Dalam ayat ini terdapat perintah untuk taat kepada pemimpin dengan menggunakan lafadz Ulil Amri, berdasarkan kaidah bahasa arab maka bisa dipahami bahwa perintah untuk taat kepada pemimpin yang dimaksud dalam ayat ini adalah pemimpin laki-laki.

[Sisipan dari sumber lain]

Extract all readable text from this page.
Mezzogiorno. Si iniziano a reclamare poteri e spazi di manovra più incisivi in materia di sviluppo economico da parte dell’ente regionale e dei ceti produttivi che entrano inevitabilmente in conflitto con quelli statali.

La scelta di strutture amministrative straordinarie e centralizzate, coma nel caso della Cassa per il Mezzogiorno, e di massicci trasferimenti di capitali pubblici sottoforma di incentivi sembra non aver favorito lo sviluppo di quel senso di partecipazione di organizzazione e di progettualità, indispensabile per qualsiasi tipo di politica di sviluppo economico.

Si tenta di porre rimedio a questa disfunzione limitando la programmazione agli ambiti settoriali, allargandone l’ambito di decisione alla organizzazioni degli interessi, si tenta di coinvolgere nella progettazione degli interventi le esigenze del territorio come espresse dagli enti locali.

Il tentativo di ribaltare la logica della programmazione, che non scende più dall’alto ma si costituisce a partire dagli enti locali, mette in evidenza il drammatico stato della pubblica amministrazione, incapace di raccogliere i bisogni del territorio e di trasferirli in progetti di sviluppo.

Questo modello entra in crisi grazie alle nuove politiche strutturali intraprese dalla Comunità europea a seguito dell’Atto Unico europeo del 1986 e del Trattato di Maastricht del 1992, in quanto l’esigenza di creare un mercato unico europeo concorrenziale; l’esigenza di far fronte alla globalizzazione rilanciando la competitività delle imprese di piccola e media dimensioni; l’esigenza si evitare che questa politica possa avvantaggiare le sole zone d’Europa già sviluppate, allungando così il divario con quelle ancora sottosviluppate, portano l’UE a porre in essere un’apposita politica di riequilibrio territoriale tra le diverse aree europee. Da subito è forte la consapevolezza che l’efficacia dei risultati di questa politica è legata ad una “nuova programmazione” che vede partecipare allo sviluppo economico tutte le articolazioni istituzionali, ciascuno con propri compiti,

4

Sebab apabila pemimpin perempuan maka seharusnya menggunakan lafadz Uulatul amri.
Inilah tinjauan syara’ terhadap kepemimpinan perempuan, yang secara tegas Islam mengharamkan wanita untuk menjadi waliyul amri (pemegang tampuk pemerintahan) baik ditingkat kepala negara maupun perangkat-perangkatnya.
Surat An Nisa 34:
Artinya : “Para lelaki menjadi pemimpin atas kaum perempuan”
Benar, ayat ini memang berbicara tentang keluarga, dan kepemimpinan laki-laki atas perempuan dalam sebuah rumah tangga, Allah menetapkan laki-laki sebagai pemimpin atas perempuan, maka terlebih lagi masalah Negara yang lebih besar dan kompleks, tentu lebih wajib diserahkan kepada kaum Adam.

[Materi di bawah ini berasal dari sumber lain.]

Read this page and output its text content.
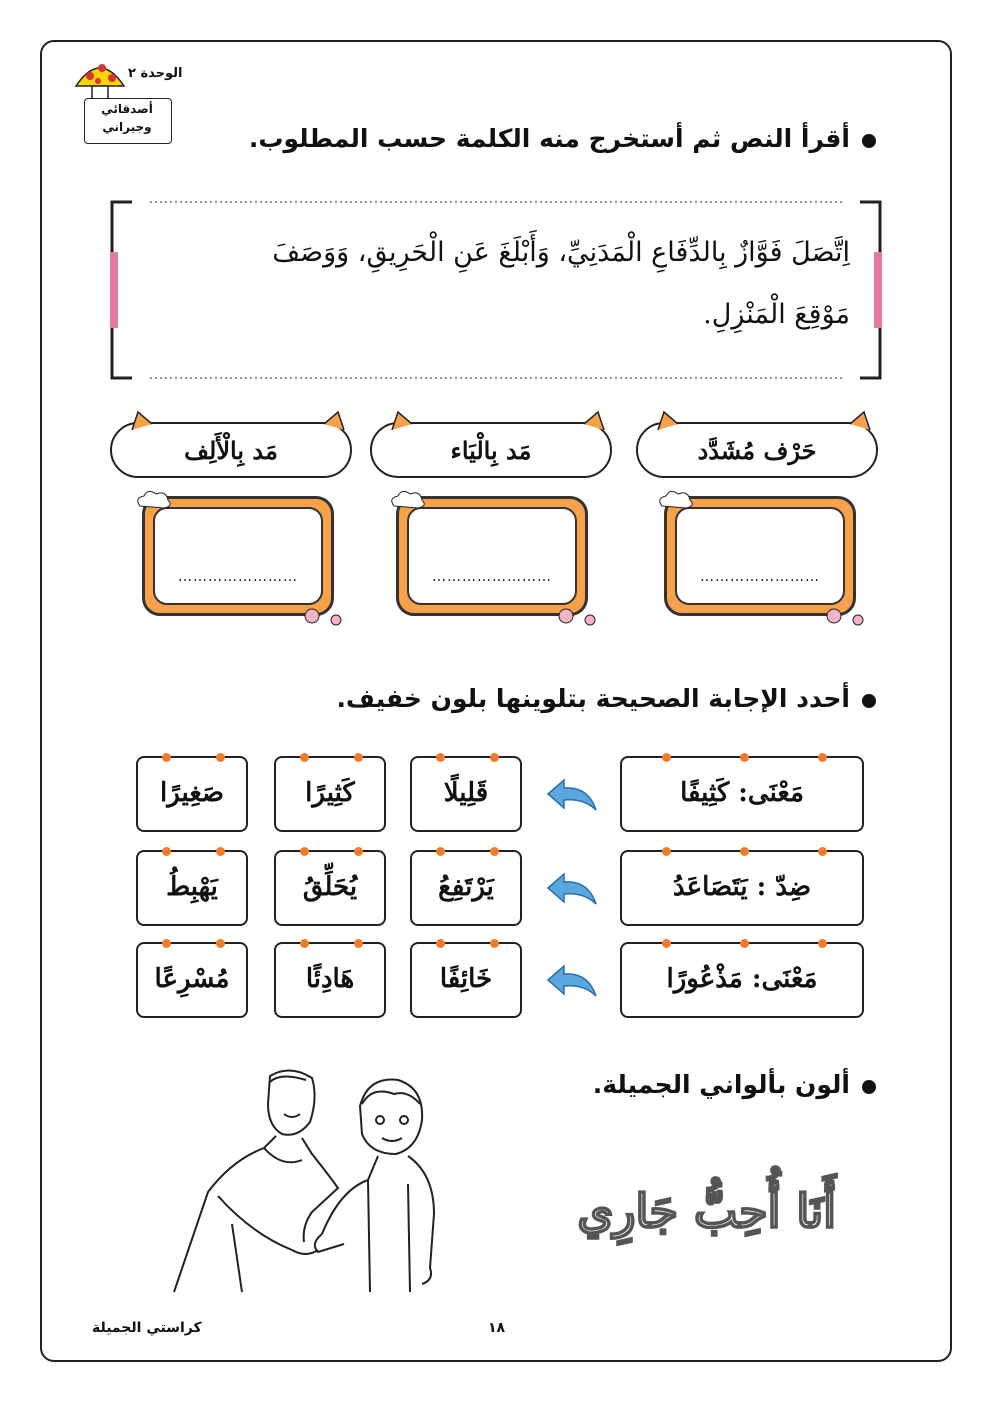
الوحدة ٢
أصدقائي
وجيراني	أقرأ النص ثم أستخرج منه الكلمة حسب المطلوب.
اِتَّصَلَ فَوَّازٌ بِالدِّفَاعِ الْمَدَنِيِّ، وَأَبْلَغَ عَنِ الْحَرِيقِ، وَوَصَفَ
مَوْقِعَ الْمَنْزِلِ.
حَرْف مُشَدَّد
مَد بِالْيَاء
مَد بِالْأَلِف
……………………
……………………
……………………
أحدد الإجابة الصحيحة بتلوينها بلون خفيف.
مَعْنَى: كَثِيفًا
قَلِيلًا
كَثِيرًا
صَغِيرًا
ضِدّ : يَتَصَاعَدُ
يَرْتَفِعُ
يُحَلِّقُ
يَهْبِطُ
مَعْنَى: مَذْعُورًا
خَائِفًا
هَادِئًا
مُسْرِعًا
ألون بألواني الجميلة.
أَنَا أُحِبُّ جَارِي
كراستي الجميلة	١٨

Kemudian ada pula hadist yang mendasari pelarangan kepemimpinan perempuan dalam Islam, yaitu:
1.Pernyataan Nabi saw yang diriwayatkan oleh sahabat Abi Bakarah r.a, bahwa, “ketika sampai kepada Nabi saw tentang bangsa Persia yang mengangkat anak perempuan Kisra sebagai ratu mereka, Nabi saw bersabda : Tidak akan bahagia suatu kaum yang menyerahkan urusan mereka kepada perempuan.
Penjelasan:
a.Hadist ini diriwayatkan Imam Bukhari dalam kitab sahihnya (vol VII, halaman 732, no hadist 4425). Karena yang meriwayatkan adalah Imam Bukhari, maka sebagian besar Ulama menerima bulat-bulat hadist ini. Tetapi tidak berarti tidak ada Ulama yang mengkritisi kasahihan hadist ini. Sebagian Ulama melihat kejanggalan dalam periwayatan hadist ini, yaitu bahwa periwayatnya sahabat Abi Bakarah r.a, tokoh ini pada zaman Khalifah Umar bin Khattab r.a, pernah dicambuk delapan puluh kali, karena menuduh sahabat Syu’ban bin Mughirah r.a. berbuat zina tanpa ada bukti cukup pada saat pengadilan. Dalam surat An Nur dinyatakan orang yang menuduh orang lain berzina tanpa bukti, tidak bisa diterima kesaksiannya sepanjang masa, sekalipun (seperti pendapat Madzab Hanafi) ia bertaubat. Karena kesaksiannya tidak diterima, selayaknya periwayatannya juga tidak bisa diterima.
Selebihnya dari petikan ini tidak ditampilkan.